The sharp rise in spending comes amid growing investor scrutiny over the returns from AI investments. Alphabet, however, has demonstrated tangible progress, with its shares up roughly 76% since the start of 2025.

“We are seeing our AI investments and infrastructure translate into revenue and growth across the business,” CEO Sundar Pichai told analysts on a conference call.

Executives said expanding AI computing capacity—including servers, data centers, and networking—underpins a targeted capital spending range of $175 billion to $185 billion this year, up from $91.45 billion in 2025. Analysts had expected spending closer to $115.26 billion, according to data compiled by LSEG.

Alphabet shares were volatile in after-hours trading, initially dropping about 6% before recovering to trade down roughly 1%, as investors balanced higher spending against strong quarterly results. Revenue and profit both exceeded expectations in the December quarter.

Cloud growth supports capex surge

Alphabet’s cloud division delivered standout performance, with fourth-quarter revenue jumping 48% to $17.7 billion—its fastest growth rate in more than four years and well above forecasts.

“We’ve been supply-constrained even as we’ve expanded capacity,” Pichai said, adding that this year’s capital spending is geared toward long-term demand. He noted that capacity constraints are likely to persist through much of the year.

The launch of Google’s Gemini 3 AI model in November reshaped perceptions of the company’s AI capabilities, helping it close the gap with leading rivals. Pichai said enterprise versions of Gemini have secured about 8 million paid seats across 2,800 companies. Google also recently struck a major cloud partnership with Apple to power AI features with Gemini models.

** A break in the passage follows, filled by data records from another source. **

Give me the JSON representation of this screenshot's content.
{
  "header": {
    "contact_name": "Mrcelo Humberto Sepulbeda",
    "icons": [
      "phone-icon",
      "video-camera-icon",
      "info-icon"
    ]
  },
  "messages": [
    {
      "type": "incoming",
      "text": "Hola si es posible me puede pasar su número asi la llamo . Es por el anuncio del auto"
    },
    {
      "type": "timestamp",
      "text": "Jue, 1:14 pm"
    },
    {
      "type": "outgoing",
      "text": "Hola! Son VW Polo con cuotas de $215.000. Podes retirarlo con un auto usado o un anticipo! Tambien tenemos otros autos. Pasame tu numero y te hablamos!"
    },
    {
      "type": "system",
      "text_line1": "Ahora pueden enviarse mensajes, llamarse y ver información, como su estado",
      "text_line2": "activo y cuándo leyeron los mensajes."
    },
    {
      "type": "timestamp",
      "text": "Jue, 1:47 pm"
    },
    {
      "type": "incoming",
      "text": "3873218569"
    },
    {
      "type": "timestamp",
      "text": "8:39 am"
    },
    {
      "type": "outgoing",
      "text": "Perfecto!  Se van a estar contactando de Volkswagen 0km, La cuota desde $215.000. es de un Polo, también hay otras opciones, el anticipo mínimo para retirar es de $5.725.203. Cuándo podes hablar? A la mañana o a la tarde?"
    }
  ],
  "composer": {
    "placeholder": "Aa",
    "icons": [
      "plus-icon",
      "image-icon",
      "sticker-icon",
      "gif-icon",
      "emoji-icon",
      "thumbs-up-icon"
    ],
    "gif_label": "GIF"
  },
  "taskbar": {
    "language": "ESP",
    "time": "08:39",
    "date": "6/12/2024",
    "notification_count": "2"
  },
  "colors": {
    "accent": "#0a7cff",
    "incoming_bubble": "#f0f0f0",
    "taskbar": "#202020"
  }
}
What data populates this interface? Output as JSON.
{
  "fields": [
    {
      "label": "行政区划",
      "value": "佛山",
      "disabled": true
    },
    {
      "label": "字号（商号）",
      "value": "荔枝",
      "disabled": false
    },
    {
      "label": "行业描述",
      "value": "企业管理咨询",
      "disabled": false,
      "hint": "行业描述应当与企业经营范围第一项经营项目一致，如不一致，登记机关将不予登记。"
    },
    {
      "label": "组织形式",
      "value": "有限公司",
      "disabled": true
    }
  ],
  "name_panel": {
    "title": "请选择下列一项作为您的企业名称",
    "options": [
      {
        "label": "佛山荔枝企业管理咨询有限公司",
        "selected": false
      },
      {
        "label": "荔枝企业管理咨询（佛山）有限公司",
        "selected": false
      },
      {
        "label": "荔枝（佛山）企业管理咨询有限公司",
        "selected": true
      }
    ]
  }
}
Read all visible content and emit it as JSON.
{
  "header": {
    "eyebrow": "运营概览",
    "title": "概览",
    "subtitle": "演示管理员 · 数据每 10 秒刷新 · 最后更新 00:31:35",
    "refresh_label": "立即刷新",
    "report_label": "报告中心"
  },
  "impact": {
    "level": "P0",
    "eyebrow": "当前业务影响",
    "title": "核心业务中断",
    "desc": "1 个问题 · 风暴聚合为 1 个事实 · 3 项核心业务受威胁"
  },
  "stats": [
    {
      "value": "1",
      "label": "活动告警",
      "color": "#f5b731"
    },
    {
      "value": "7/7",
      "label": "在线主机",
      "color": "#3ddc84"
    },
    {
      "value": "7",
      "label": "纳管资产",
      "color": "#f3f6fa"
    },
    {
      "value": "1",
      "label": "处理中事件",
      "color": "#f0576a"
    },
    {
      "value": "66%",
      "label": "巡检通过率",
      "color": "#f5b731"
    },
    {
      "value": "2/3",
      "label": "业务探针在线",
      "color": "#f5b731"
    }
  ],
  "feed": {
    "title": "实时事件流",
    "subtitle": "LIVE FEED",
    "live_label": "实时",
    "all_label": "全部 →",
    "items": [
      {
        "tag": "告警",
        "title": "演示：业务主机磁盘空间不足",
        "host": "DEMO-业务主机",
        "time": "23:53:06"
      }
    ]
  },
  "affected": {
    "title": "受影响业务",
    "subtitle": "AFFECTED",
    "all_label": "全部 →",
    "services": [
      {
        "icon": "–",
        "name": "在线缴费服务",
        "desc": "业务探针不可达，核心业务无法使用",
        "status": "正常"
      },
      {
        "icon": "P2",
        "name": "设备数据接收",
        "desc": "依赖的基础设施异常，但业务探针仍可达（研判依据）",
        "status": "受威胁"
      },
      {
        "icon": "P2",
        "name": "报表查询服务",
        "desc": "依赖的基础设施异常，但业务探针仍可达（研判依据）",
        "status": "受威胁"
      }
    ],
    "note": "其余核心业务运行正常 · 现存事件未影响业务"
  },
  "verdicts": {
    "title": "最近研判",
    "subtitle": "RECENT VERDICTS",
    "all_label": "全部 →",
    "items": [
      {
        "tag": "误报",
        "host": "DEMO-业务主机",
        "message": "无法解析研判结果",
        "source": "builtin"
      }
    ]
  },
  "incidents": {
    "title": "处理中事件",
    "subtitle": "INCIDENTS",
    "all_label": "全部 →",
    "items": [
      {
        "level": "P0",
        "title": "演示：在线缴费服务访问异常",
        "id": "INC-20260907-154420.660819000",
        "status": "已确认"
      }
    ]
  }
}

Analysts said the cloud unit’s growth has been pivotal. “Cloud growth of 48%—faster than Microsoft Azure for the first time in years—helps justify the capex increase,” said Gil Luria of D.A. Davidson. Ethan Feller of Zacks Investment Research added that Google has now established itself as a legitimate hyperscaler alongside Amazon and Microsoft, with AI workloads driving real enterprise demand.

Alphabet also highlighted momentum across other AI-enabled products. The Gemini assistant app now exceeds 750 million monthly users, up 100 million since November, while daily queries in AI Mode within Search have doubled since launch. Executives said these integrations are improving ad monetization for longer, more complex queries.

For the quarter, Alphabet reported revenue of $113.83 billion, beating estimates of $111.43 billion, while adjusted earnings per share came in at $2.82 versus expectations of $2.63.